Let’s set aside one major consideration for a second: the quarterback’s health. Running is only one possible way to protect the quarterback, and if teams ran simply to protect their quarterbacks, many other less inefficient measures could be taken. Pass blocking could be the only criteria by which offensive linemen were evaluated. Running back as a position could be as marginalized as fullback. Quarterbacks could be instructed to give themselves up whenever a sack is remotely possible. Etc.

Instead I think coaches emphasize the running game because while, in the NFL as we know it, it’s of little value, little would have to change for it to be extremely valuable. Of course this is very hard to prove, but I believe the difference between a run-of-the-mill, ordinary as dirt rushing attack, and an unstoppable rushing attack is very small. I do not want to get too far afield here, as this is speculative at best, but my point is only that running the ball is primarily of tactical value. It is not valuable as-is, but if teams stopped emphasizing stopping the run, it could become exceptionally valuable.

Whether real or imagined, most coaches believe a priori that running is the foundation of an offense. One can not prove it through data, but if one considers the entire development of the modern NFL offense, one can see why so many coaches believe first there is the run, second there is the pass. Maybe this is only more evidence of the painfully slow pace of change. For this post, I’m not really interested in what could be, only what is.

The Seahawks run a system that demands someone run the damn ball, and not just anywhere, but where the linebackers and safeties roam. Penny hasn’t proven capable of that and Homer probably never will be. DeeJay Dallas doesn’t seem that type of runner, but I’d hate to put any caps on the young man’s potential. Hyde is that kind of guy. He’s used to running into stacked boxes, and while that may seem like a bad idea, Brian Schottenheimer specifically said the Seahawks need to be able run even against numbers. Carson could do it but Carson couldn’t hold onto the ball. Hopefully he simply improves. But if he doesn’t, Seattle can hold him accountable without phoning up Marshawn Lynch. Which is tremendously heartening.

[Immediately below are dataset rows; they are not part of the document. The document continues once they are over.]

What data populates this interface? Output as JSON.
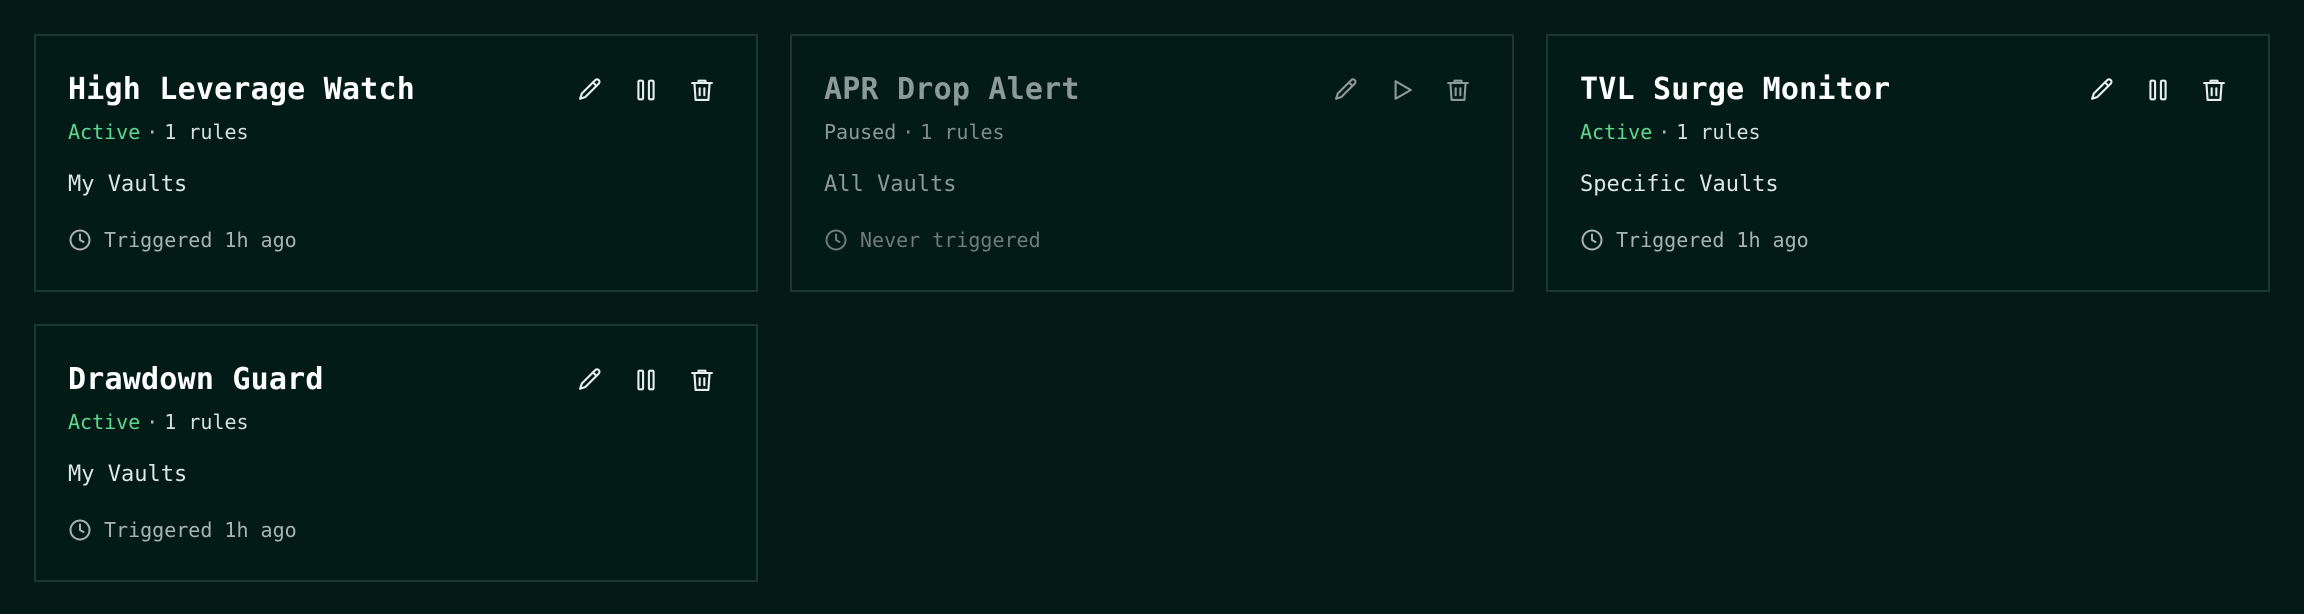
{
  "alerts": [
    {
      "title": "High Leverage Watch",
      "status": "Active",
      "separator": "·",
      "rules": "1 rules",
      "scope": "My Vaults",
      "trigger": "Triggered 1h ago",
      "toggle_icon": "pause-icon",
      "paused": false
    },
    {
      "title": "APR Drop Alert",
      "status": "Paused",
      "separator": "·",
      "rules": "1 rules",
      "scope": "All Vaults",
      "trigger": "Never triggered",
      "toggle_icon": "play-icon",
      "paused": true
    },
    {
      "title": "TVL Surge Monitor",
      "status": "Active",
      "separator": "·",
      "rules": "1 rules",
      "scope": "Specific Vaults",
      "trigger": "Triggered 1h ago",
      "toggle_icon": "pause-icon",
      "paused": false
    },
    {
      "title": "Drawdown Guard",
      "status": "Active",
      "separator": "·",
      "rules": "1 rules",
      "scope": "My Vaults",
      "trigger": "Triggered 1h ago",
      "toggle_icon": "pause-icon",
      "paused": false
    }
  ],
  "icons": {
    "edit": "pencil-icon",
    "delete": "trash-icon",
    "clock": "clock-icon"
  },
  "colors": {
    "background": "#031a17",
    "card_border": "#1d3833",
    "active": "#5fd990",
    "paused": "#8d9a97"
  }
}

When a team performs badly at fumbling the ball, predicting regression is shooting fish in a barrel. Stating that Seattle will fumble less often this year is a tepid hot take, but this next one could boil lead. If Carson continues to fumble, Hyde will surpass him on the depth chart even if Carson is clearly the better rusher. Accountability is key to maintaining motivation, and while running the ball with Hyde may seem like slow death, I’d wager Carroll will consider it a worthy trade-off.